If we initialize the target qubit to $|1\rangle$ with the control qubit as $|+\rangle$ before applying the $CX$ gate, we get the state
$$ |\Psi^{+}\rangle = \frac{|01\rangle+|10\rangle}{\sqrt{2}} $$Even though the qubits aren't the same, this state is maximally entangled because they are never the same: if we know the state of one qubit, we always know the state of the other. The last of these states can be assembled with the target qubit as $|1\rangle$ and the control qubit as $|-\rangle$:
$$ |\Psi^{-}\rangle = \frac{|01\rangle-|10\rangle}{\sqrt{2}} $$These four states together are known as the Bell states (named after John Stewart Bell) or EPR pairs (named after Einstein, Podolsky, and Rosen).

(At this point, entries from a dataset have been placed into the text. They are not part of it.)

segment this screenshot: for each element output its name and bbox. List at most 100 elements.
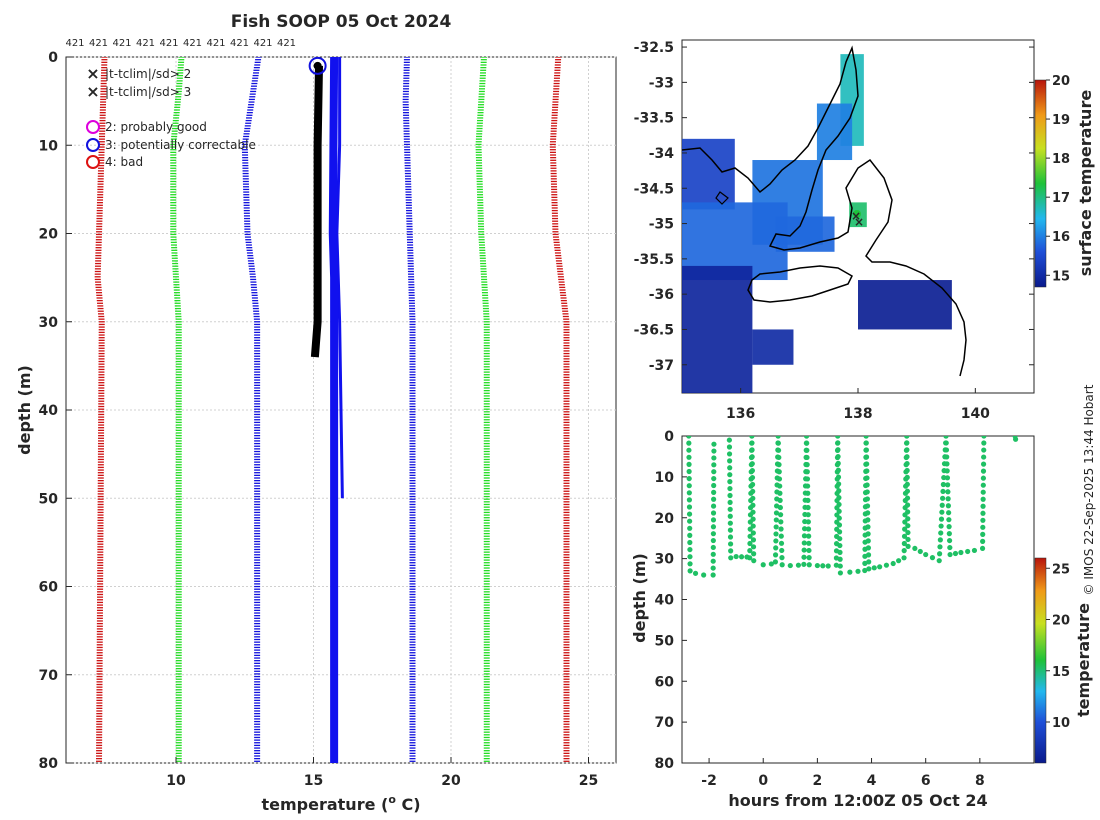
depth-point	[686, 483, 692, 489]
series-point-clim+3sd	[551, 215, 558, 217]
series-point-clim+3sd	[563, 712, 570, 715]
series-point-clim+2sd	[483, 615, 490, 617]
series-point-clim+2sd	[483, 588, 490, 590]
series-point-clim+2sd	[483, 525, 490, 527]
series-point-clim-mean-low	[243, 212, 250, 214]
series-point-clim-2sd	[170, 157, 177, 159]
series-point-clim+3sd	[550, 183, 557, 185]
series-point-clim+2sd	[479, 257, 486, 259]
depth-point	[835, 447, 841, 453]
series-point-clim+2sd	[483, 334, 490, 336]
series-point-clim-mean-low	[243, 135, 250, 138]
series-point-clim-2sd	[175, 96, 182, 98]
series-point-clim+2sd	[483, 495, 490, 498]
ts-y-tick-label: 20	[655, 511, 675, 527]
series-point-clim-mean-high	[403, 130, 410, 132]
series-point-clim-2sd	[175, 93, 182, 95]
map-x-tick-label: 138	[843, 406, 872, 422]
series-point-clim-mean-high	[409, 400, 416, 402]
series-point-clim+3sd	[551, 194, 558, 196]
series-point-clim-mean-high	[409, 673, 416, 675]
depth-point	[937, 551, 943, 557]
depth-point	[912, 545, 918, 552]
series-point-clim-mean-low	[254, 660, 261, 662]
series-point-clim-mean-low	[244, 233, 251, 236]
depth-point	[710, 531, 716, 537]
series-point-clim-3sd	[96, 760, 103, 762]
series-point-clim+2sd	[481, 289, 488, 291]
series-point-clim-mean-low	[242, 164, 249, 167]
series-point-clim+3sd	[553, 88, 560, 90]
series-point-clim-2sd	[175, 580, 182, 582]
series-point-clim-mean-high	[409, 710, 416, 712]
series-point-clim-3sd	[96, 702, 103, 704]
series-point-clim-mean-high	[409, 546, 416, 548]
series-point-clim+3sd	[550, 162, 557, 164]
series-point-clim-2sd	[175, 310, 182, 312]
series-point-clim-2sd	[175, 731, 182, 733]
depth-point	[727, 465, 733, 471]
series-point-clim-mean-high	[409, 506, 416, 508]
series-point-clim-mean-low	[254, 511, 261, 514]
series-point-clim-3sd	[94, 270, 101, 273]
x-tick-label: 20	[441, 773, 461, 789]
sst-patch	[858, 280, 952, 330]
series-point-clim+2sd	[483, 757, 490, 760]
series-point-clim+2sd	[483, 469, 490, 471]
series-point-clim-mean-low	[254, 638, 261, 641]
series-point-clim+3sd	[553, 77, 560, 79]
series-point-clim+3sd	[553, 244, 560, 246]
series-point-clim-mean-high	[409, 712, 416, 715]
series-point-clim-2sd	[175, 712, 182, 715]
series-point-clim+2sd	[483, 546, 490, 548]
series-point-clim+3sd	[563, 736, 570, 739]
series-point-clim-3sd	[98, 162, 105, 164]
series-point-clim+3sd	[563, 532, 570, 535]
series-point-clim-2sd	[175, 675, 182, 678]
series-point-clim-mean-low	[254, 376, 261, 379]
series-point-clim+3sd	[563, 495, 570, 498]
series-point-clim-2sd	[170, 217, 177, 220]
depth-point	[804, 447, 810, 453]
series-point-clim-mean-low	[248, 104, 255, 106]
series-point-clim-mean-low	[254, 607, 261, 609]
series-point-clim-mean-low	[242, 183, 249, 185]
series-point-clim-3sd	[95, 244, 102, 246]
ts-x-tick-label: 8	[975, 773, 985, 789]
depth-point	[711, 441, 717, 447]
series-point-clim+2sd	[483, 400, 490, 402]
series-point-clim-2sd	[175, 699, 182, 702]
series-point-clim+3sd	[563, 617, 570, 619]
top-count-label: 421	[89, 38, 108, 49]
series-point-clim-mean-low	[254, 757, 261, 760]
series-point-clim-mean-high	[407, 249, 414, 251]
series-point-clim-3sd	[97, 575, 104, 577]
series-point-clim-2sd	[170, 202, 177, 204]
series-point-clim+2sd	[483, 403, 490, 405]
series-point-clim-3sd	[99, 133, 106, 135]
depth-point	[904, 454, 910, 460]
series-point-clim-mean-low	[244, 223, 251, 225]
series-point-clim-3sd	[97, 456, 104, 458]
legend-label: 3: potentially correctable	[105, 138, 256, 152]
series-point-clim-mean-high	[409, 567, 416, 569]
series-point-clim+3sd	[563, 538, 570, 540]
series-point-clim+2sd	[483, 556, 490, 559]
series-point-clim+3sd	[555, 59, 562, 61]
series-point-clim-mean-high	[405, 202, 412, 204]
series-point-clim-2sd	[170, 212, 177, 214]
series-point-clim-mean-high	[403, 88, 410, 90]
depth-point	[980, 510, 986, 516]
series-point-clim+3sd	[563, 379, 570, 381]
series-point-clim-mean-high	[403, 119, 410, 122]
series-point-clim-mean-low	[254, 601, 261, 604]
temp-colorbar-label: temperature	[1074, 603, 1093, 717]
series-point-clim-mean-low	[254, 490, 261, 492]
series-point-clim+2sd	[483, 466, 490, 469]
series-point-clim-2sd	[175, 570, 182, 572]
series-point-clim-3sd	[96, 622, 103, 625]
legend-label: 4: bad	[105, 155, 143, 169]
series-point-clim+3sd	[551, 199, 558, 201]
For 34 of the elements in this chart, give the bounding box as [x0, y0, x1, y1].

As a reference, the following table can help you remember what gate combinations lead to each Bell state:
| Control State | Target State | Result |
|---|---|---|
| $H|0\rangle=|+\rangle$ | $|0\rangle$ | $|\Phi^{+}\rangle$ |
| $HX|0\rangle=|-\rangle$ | $|0\rangle$ | $|\Phi^{-}\rangle$ |
| $H|0\rangle=|+\rangle$ | $X|0\rangle=|1\rangle$ | $|\Psi^{+}\rangle$ |
| $HX|0\rangle=|-\rangle$ | $X|0\rangle=|1\rangle$ | $|\Psi^{-}\rangle$ |
I encourage you to try creating the four Bell states on your own using Qiskit and then measuring the circuit to ensure that the result is what you expect.
1. From a physical perspective, this result is quite unexpected. It means that two particles can be extremely far apart from each other but still affect each other's state. The discovery of quantum entanglement led to the EPR paradox, which argues that our description of physical reality based on quantum mechanics is fundamentally incomplete.